Tensions bubbled over in the Sør-Trøndelag municipality of Malvik on Wednesday after swimmers repeatedly poured dishwashing liquid into the pool below Nævra waterfall. Both locals and tourists have turned the pool into a jacuzzi for years, but authorities said the foam posed a threat to spawning salmon.
The river is a tributary for a popular salmon fishing river, reported local newspaper Malvikbladet. A number of restrictions were in place to increase the salmon population.
“It is not acceptable to pour dishwashing detergent into the river,” said Malvik municipality’s environmental adviser, Lars Slettom. “Both fish and bottom-dwellers are harmed by the substances found in the soap. We will do everything necessary to stop this.”

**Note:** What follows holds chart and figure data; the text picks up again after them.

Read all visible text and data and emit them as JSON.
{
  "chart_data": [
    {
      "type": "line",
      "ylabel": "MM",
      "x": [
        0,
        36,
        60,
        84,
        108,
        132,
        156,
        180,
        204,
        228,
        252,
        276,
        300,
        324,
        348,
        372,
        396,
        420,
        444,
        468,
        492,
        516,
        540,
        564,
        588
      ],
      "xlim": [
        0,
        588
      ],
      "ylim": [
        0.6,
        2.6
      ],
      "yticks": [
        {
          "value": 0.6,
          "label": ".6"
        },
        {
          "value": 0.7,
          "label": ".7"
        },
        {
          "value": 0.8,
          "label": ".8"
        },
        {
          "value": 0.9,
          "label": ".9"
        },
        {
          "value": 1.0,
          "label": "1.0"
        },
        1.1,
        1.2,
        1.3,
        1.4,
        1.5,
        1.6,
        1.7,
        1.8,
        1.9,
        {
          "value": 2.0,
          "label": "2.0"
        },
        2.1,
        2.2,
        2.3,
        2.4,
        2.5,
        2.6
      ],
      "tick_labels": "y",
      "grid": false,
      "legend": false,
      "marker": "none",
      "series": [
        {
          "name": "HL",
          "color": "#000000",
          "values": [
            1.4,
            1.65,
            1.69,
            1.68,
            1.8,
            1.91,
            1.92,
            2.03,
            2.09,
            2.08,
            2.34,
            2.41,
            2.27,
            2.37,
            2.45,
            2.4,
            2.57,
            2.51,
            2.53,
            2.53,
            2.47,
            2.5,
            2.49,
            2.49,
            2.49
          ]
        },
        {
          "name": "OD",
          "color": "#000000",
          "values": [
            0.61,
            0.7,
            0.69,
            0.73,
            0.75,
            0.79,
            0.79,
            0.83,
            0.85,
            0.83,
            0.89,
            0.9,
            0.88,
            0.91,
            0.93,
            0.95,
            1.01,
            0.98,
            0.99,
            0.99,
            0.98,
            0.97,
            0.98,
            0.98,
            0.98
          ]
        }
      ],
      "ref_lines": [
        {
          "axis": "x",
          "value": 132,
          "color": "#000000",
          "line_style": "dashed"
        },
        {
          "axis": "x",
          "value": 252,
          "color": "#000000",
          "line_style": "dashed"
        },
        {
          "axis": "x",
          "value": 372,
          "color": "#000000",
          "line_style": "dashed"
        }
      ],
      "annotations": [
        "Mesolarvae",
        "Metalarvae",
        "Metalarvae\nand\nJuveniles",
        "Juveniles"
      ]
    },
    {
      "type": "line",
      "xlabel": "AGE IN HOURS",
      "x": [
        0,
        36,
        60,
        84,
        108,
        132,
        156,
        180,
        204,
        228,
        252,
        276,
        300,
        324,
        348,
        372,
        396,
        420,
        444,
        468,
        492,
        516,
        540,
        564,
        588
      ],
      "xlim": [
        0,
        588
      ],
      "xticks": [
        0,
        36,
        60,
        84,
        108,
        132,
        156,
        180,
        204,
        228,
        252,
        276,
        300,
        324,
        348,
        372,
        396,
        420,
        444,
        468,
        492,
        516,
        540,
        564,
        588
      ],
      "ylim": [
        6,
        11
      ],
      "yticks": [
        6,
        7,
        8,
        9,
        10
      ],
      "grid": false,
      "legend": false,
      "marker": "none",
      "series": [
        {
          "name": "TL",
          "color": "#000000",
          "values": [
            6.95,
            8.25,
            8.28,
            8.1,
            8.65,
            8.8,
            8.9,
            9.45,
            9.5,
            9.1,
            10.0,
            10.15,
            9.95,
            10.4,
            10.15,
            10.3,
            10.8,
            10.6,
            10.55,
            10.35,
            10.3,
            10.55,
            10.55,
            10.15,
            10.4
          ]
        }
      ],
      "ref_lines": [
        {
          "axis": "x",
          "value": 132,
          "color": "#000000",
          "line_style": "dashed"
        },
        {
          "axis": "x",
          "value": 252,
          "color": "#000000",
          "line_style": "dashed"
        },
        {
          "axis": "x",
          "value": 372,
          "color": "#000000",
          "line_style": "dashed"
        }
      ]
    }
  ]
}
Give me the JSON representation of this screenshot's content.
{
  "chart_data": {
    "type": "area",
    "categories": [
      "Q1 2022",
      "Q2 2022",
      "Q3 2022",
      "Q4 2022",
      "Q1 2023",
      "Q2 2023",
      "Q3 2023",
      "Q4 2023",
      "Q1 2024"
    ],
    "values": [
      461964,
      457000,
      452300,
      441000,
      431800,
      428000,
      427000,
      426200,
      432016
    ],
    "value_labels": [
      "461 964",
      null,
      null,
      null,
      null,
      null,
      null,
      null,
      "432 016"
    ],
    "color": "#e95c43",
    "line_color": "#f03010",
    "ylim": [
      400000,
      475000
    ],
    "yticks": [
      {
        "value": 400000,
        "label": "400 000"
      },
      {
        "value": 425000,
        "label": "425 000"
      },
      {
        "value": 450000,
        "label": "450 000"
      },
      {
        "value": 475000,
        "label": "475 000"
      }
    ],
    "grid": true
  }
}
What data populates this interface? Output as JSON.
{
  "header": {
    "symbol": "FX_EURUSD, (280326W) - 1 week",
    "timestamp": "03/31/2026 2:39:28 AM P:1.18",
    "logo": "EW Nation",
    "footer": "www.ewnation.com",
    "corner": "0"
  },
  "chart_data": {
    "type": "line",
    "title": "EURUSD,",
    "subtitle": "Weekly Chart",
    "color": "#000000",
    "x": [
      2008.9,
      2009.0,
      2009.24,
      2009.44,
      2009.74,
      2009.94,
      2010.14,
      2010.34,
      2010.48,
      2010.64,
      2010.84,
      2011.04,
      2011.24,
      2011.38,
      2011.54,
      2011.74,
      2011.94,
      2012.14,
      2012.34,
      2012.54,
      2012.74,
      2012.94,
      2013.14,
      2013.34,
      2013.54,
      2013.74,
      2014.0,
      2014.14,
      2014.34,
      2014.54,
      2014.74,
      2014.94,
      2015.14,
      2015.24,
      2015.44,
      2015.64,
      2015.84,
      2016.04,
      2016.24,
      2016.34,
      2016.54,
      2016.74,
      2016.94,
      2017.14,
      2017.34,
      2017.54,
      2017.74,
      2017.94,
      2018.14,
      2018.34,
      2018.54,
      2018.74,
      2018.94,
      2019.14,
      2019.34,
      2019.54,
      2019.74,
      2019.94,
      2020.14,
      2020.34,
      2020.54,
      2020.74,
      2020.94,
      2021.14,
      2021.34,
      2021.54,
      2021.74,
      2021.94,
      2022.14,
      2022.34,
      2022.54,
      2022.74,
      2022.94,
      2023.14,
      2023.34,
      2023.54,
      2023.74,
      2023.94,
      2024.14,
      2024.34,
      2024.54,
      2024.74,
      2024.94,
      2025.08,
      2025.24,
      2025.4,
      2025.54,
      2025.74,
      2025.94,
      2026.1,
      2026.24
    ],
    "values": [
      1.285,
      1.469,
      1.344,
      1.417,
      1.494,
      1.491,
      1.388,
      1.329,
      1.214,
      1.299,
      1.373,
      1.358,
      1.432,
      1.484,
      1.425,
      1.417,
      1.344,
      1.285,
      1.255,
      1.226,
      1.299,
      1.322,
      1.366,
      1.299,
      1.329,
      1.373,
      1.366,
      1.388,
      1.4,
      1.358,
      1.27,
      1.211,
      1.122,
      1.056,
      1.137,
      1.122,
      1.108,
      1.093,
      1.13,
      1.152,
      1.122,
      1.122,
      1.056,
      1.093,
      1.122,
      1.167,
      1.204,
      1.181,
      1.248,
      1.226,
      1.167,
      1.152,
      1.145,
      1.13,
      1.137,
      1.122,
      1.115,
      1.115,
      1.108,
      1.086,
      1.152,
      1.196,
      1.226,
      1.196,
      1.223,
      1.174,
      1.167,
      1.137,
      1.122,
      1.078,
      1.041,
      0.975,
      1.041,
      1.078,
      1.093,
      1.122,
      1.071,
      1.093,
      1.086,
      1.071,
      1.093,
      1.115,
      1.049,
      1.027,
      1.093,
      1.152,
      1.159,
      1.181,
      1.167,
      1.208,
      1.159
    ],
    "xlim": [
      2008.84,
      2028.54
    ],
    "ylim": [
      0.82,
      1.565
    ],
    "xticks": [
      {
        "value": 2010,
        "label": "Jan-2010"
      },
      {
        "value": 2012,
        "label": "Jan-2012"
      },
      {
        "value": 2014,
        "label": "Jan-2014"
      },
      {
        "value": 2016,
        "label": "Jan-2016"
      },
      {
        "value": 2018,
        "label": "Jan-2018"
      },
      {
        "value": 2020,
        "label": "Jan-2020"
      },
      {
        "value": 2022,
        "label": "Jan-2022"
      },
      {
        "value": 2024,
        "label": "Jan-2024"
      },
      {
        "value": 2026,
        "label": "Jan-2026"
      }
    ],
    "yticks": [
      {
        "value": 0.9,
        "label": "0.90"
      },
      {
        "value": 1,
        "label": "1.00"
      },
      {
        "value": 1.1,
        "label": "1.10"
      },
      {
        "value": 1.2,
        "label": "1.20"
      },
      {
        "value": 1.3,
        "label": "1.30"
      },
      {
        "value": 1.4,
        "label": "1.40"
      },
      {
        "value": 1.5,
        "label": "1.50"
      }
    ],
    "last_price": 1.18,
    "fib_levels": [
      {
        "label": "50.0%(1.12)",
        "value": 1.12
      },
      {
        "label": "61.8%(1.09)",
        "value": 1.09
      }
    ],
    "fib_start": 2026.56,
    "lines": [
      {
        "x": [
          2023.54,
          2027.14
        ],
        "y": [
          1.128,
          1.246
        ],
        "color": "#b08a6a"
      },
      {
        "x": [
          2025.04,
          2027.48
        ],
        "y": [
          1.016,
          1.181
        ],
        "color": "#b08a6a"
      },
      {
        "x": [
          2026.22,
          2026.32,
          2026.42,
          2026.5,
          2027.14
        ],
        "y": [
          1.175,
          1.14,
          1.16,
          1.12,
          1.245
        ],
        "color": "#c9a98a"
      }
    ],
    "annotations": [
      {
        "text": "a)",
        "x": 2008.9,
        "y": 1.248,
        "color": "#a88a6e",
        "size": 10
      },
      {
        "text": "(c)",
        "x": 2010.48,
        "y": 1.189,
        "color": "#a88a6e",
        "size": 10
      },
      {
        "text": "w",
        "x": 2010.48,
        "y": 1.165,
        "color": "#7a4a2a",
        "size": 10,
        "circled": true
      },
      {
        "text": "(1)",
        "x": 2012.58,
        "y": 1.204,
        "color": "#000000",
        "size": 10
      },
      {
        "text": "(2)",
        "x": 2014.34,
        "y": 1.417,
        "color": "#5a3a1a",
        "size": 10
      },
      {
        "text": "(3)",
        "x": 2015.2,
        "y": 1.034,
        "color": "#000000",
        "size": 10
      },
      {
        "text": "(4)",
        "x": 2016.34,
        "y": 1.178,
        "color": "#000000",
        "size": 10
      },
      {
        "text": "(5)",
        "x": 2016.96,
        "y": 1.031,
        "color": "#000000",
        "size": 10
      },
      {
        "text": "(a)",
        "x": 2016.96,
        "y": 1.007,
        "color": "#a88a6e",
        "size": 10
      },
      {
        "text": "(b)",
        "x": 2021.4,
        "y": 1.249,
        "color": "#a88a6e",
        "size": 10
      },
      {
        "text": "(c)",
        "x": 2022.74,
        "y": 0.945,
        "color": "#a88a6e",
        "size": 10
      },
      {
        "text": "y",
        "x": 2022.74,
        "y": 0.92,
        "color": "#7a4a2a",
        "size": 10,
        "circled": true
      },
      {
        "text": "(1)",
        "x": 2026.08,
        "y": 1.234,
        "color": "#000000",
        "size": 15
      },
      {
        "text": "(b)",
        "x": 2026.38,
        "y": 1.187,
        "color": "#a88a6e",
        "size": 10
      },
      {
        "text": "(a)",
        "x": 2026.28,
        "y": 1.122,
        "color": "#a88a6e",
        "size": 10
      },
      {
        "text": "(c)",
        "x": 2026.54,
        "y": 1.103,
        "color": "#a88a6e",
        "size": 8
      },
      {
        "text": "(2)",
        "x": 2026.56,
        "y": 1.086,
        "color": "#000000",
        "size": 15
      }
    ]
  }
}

“We have put up signs that clearly say this is illegal,” deputy mayor Knut Sjøvold told Norwegian Broadcasting (NRK). “We hope that people will adhere to the rules. People are probably unaware of the damage they’re inflicting on nature, so I don’t think it’s meant spitefully.” He said if the bubble baths continued, the police would be called.
“Last time I was there, bottles of dishwashing liquid were floating everywhere,” said one anonymous local, who swam in the foam-filled pool a couple of days ago. “Ever since I was little I have heard of this phenomenon, and it was fun to test it out, but I didn’t know that it led to environmental problems.”
Lilleborg, the company which manufactures “Zalo” dish soap said the detergent was not harmful to the environment, provided the recommended amount was used. The bottles carry the slogan “one drop is enough.”